Respuesta: E The **correct answer is E**. This patient’s signs and symptoms indicate aspiration pneumonia with resultant lung abscess. Lung abscesses in an unconscious or obtunded patient result from aspiration of infected material from the upper airway. The causative organisms are usually mixed anaerobes from oral flora. This patient’s infiltrate is in the superior portion of the right lower lobe, a common site of aspiration pneumonia. Sputum is copious in lung abscesses and often malodorous. Patients have risk factors for aspiration (drugs, CNS disease, general anesthesia, coma, or excessive sedation), and many patients have periodontal infection. Acid-fast bacilli and caseating granulomas **(choice A)** refer to pulmonary tuberculosis. Although it may be seen in homeless alcoholics, tuberculosis more often presents with a protracted, rather than an acute, illness. Additionally, cavity formation classically occurs in the upper lung lobes. Considering this patient’s long history of tobacco use, a possible diagnosis is squamous cell carcinoma **(choice B)**, which may lead to a mass with an air-fluid level that resembles a lung abscess radiographically. Additionally, some lung cancers can present with a postobstructive pneumonia with resultant lung abscess. However, lung cancer usually presents with symptoms over longer periods of time. Fibrosis and needle-like ferruginous bodies **(choice C)** are the classic histology for asbestosis. Asbestosis results from long-term exposure to asbestos fibers and presents with progressive exertional dyspnea and fibrosis.
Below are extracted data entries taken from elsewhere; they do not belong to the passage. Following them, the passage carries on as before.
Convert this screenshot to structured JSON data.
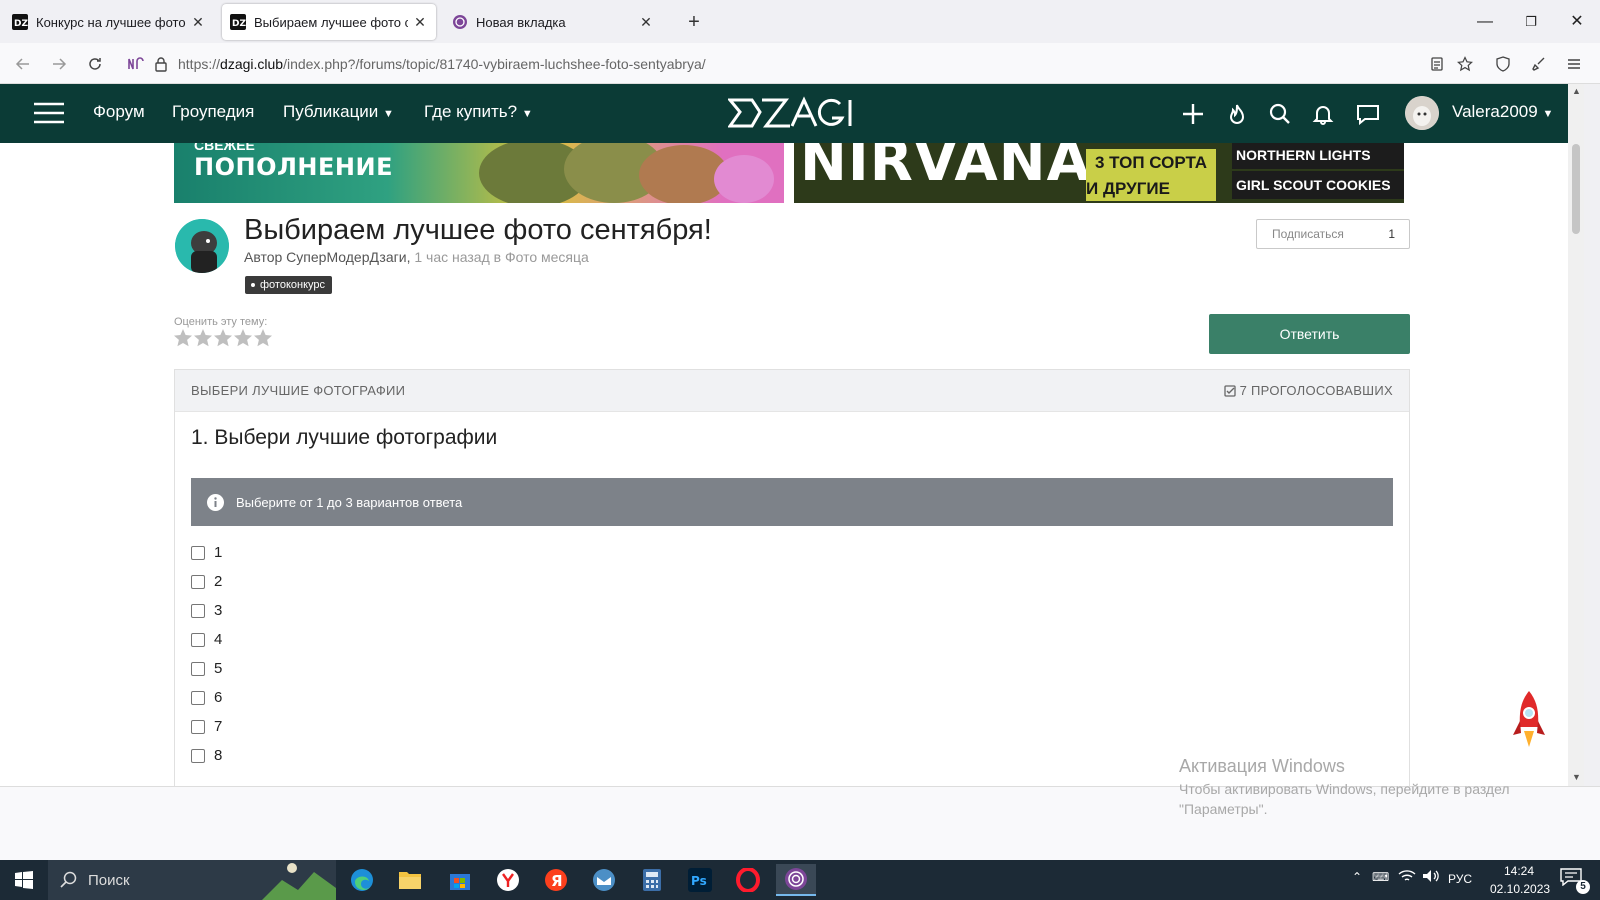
{
  "colors": {
    "site_header": "#0b3b36",
    "reply_button": "#3a8068",
    "info_bar": "#7d8289",
    "tag_bg": "#3a3a3a"
  },
  "tabs": [
    {
      "title": "Конкурс на лучшее фото сентября",
      "icon": "dzagi-favicon",
      "active": false
    },
    {
      "title": "Выбираем лучшее фото сентября",
      "icon": "dzagi-favicon",
      "active": true
    },
    {
      "title": "Новая вкладка",
      "icon": "tor-favicon",
      "active": false
    }
  ],
  "address": {
    "scheme": "https://",
    "host": "dzagi.club",
    "path": "/index.php?/forums/topic/81740-vybiraem-luchshee-foto-sentyabrya/"
  },
  "site": {
    "nav": {
      "forum": "Форум",
      "groupedia": "Гроупедия",
      "publications": "Публикации",
      "where_buy": "Где купить?"
    },
    "logo": "DZAGI",
    "username": "Valera2009"
  },
  "banners": {
    "left_text": "ПОПОЛНЕНИЕ",
    "left_top": "СВЕЖЕЕ",
    "right_brand": "NIRVANA",
    "right_badge1": "3 ТОП СОРТА",
    "right_badge2": "И ДРУГИЕ",
    "right_strain1": "NORTHERN LIGHTS",
    "right_strain2": "GIRL SCOUT COOKIES"
  },
  "topic": {
    "title": "Выбираем лучшее фото сентября!",
    "author_prefix": "Автор СуперМодерДзаги,",
    "time_ago": "1 час назад",
    "in_word": "в",
    "category": "Фото месяца",
    "tag": "фотоконкурс",
    "subscribe_label": "Подписаться",
    "subscribe_count": "1",
    "rate_label": "Оценить эту тему:",
    "rating_stars": 0,
    "reply_label": "Ответить"
  },
  "poll": {
    "header_title": "ВЫБЕРИ ЛУЧШИЕ ФОТОГРАФИИ",
    "voters": "7 ПРОГОЛОСОВАВШИХ",
    "question": "1. Выбери лучшие фотографии",
    "hint": "Выберите от 1 до 3 вариантов ответа",
    "options": [
      "1",
      "2",
      "3",
      "4",
      "5",
      "6",
      "7",
      "8"
    ]
  },
  "watermark": {
    "title": "Активация Windows",
    "line1": "Чтобы активировать Windows, перейдите в раздел",
    "line2": "\"Параметры\"."
  },
  "taskbar": {
    "search": "Поиск",
    "lang": "РУС",
    "time": "14:24",
    "date": "02.10.2023",
    "notifications": "5"
  }
}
Symptoms are not as acute as those found in this patient, and a history of asbestos or occupational exposure is needed for the diagnosis. Pneumococcal pneumonia **(choice D)** is the most common community-acquired pneumonia. It is a lobar pneumonia that does not cavitate or cause lung abscesses. Additionally, presentation of fever, chest pain, dyspnea, and cough occurs more acutely than the 2-week presentation seen in this patient.

Answer 23

Respuesta: B The **correct answer is B**. Even when the clinical history and neurologic evaluation are consistent with Alzheimer disease, as in this case, MRI studies of the brain may rule out other conditions that may mimic this common dementing disorder. Marked ventricular dilatation without significant cortical atrophy, for example, would suggest normal pressure hydrocephalus, which may respond to CSF shunting. A subdural hematoma may manifest with dementia. An entirely normal-appearing brain may suggest nonorganic causes of dementia, for example. Electroencephalographic studies **(choice A)** are of limited value in the evaluation of dementing illnesses, except in the case of Creutzfeldt-Jacob disease. Cerebral angiographic studies **(choice C)** are useful in evaluating the morphology of the cerebral vasculature to detect the location and degree of atherosclerotic stenosis, as well as the presence of aneurysms or vascular malformations. Lumbar puncture for CSF examination **(choice D)** is uninformative in most cases of dementia. Despite extensive research, a diagnostically useful CSF marker of Alzheimer disease has yet to be found. Brain biopsy **(choice E)** is reserved for those rare cases in which clinical and radiologic investigations have failed to disclose any apparent cause of dementia, and there is evidence of a mass lesion in imaging studies.